All shortcuts can be edited to suit your needs.

On the left taskbar, you can view your Notebook’s table of contents that shows all the Markdown headers in a structured way, useful code snippets, files, and a search and replace tool.

To start coding, in the upper right side you may see the connect button so be sure to click it. When connected you will see something like this:

Now that we know how to use some of the main features of Google Colab, we are ready to start working on a problem. I believe that this is the best way to get acquainted with new environments and learn some new things as a bonus.

How do I import libraries/install dependencies in Google Colab?

Importing libraries and installing dependencies in Google Colab is quite easy. You need to use your usual !pip install and import commands followed by the libraries/dependencies name.

A great thing about Google Colab is that it comes with many preinstalled dependencies that are often used.

Any installations only remain for the duration of your session, so if you close the session/notebook, you’ll have to run inline installations whenever you open your project again.

You can check which version of a library you’re using with !pip show. For example, to check which version of TensorFlow you are using you would use !pip show tensorflow

To upgrade an already installed library to the latest version, use !pip install --upgrade tensorflow

And finally to install a specific version, use !pip install tensorflow==1.2

How do I enable GPU/TPU usage in Google Colab?

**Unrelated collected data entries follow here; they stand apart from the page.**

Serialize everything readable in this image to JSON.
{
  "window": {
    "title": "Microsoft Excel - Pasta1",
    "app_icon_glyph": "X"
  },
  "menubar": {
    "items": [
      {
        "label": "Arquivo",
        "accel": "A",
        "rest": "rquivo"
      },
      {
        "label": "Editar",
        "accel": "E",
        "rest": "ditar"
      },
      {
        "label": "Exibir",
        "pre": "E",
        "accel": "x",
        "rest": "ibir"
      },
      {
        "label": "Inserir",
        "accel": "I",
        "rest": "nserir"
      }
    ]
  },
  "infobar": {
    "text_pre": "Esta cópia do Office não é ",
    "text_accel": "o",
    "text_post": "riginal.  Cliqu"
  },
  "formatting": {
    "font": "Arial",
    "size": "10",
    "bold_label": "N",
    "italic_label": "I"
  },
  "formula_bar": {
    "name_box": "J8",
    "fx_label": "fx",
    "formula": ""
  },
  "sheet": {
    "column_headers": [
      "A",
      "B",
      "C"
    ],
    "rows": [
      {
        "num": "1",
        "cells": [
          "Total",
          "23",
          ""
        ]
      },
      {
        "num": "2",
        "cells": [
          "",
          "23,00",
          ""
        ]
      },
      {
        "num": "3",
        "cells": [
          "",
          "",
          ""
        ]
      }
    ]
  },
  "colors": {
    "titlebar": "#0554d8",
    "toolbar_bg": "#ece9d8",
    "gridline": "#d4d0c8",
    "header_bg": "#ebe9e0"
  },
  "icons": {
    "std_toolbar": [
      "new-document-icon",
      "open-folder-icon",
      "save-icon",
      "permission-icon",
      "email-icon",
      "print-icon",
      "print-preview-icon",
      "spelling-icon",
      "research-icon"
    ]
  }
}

All you have to do in Google Colab to enable a GPU or TPU is head over to the “Runtime” section, select “Change runtime type” and select either GPU or TPU.

Due to TPU’s specialist nature, there are some best practices you can use to help optimize your data flow to utilize them to their fullest potential. The “TPUs in Colab” section of the Google Colab docs highlights some of these.

How do I import data in Google Colab?

There are several ways to import data with Google Colab from a Google Drive, including mounting your Google Drive in the Colab notebook’s runtime’s virtual machine, using PyDrive, and using a native REST API.

We’ll go over how to mount your Google Drive quickly here, but you can learn about how to use the other methods (and other data loading/saving options) here.

To mount you drive, simply run the following code:

from google.colab import drive
drive.mount('/content/drive')

You’ll be given a link to authorize this action via a code output:

After clicking the link, it will take you to the following screen where you will click allow.

After that, a authorization code will appear that you will copy and paste it in the cell. Press enter and that’s it.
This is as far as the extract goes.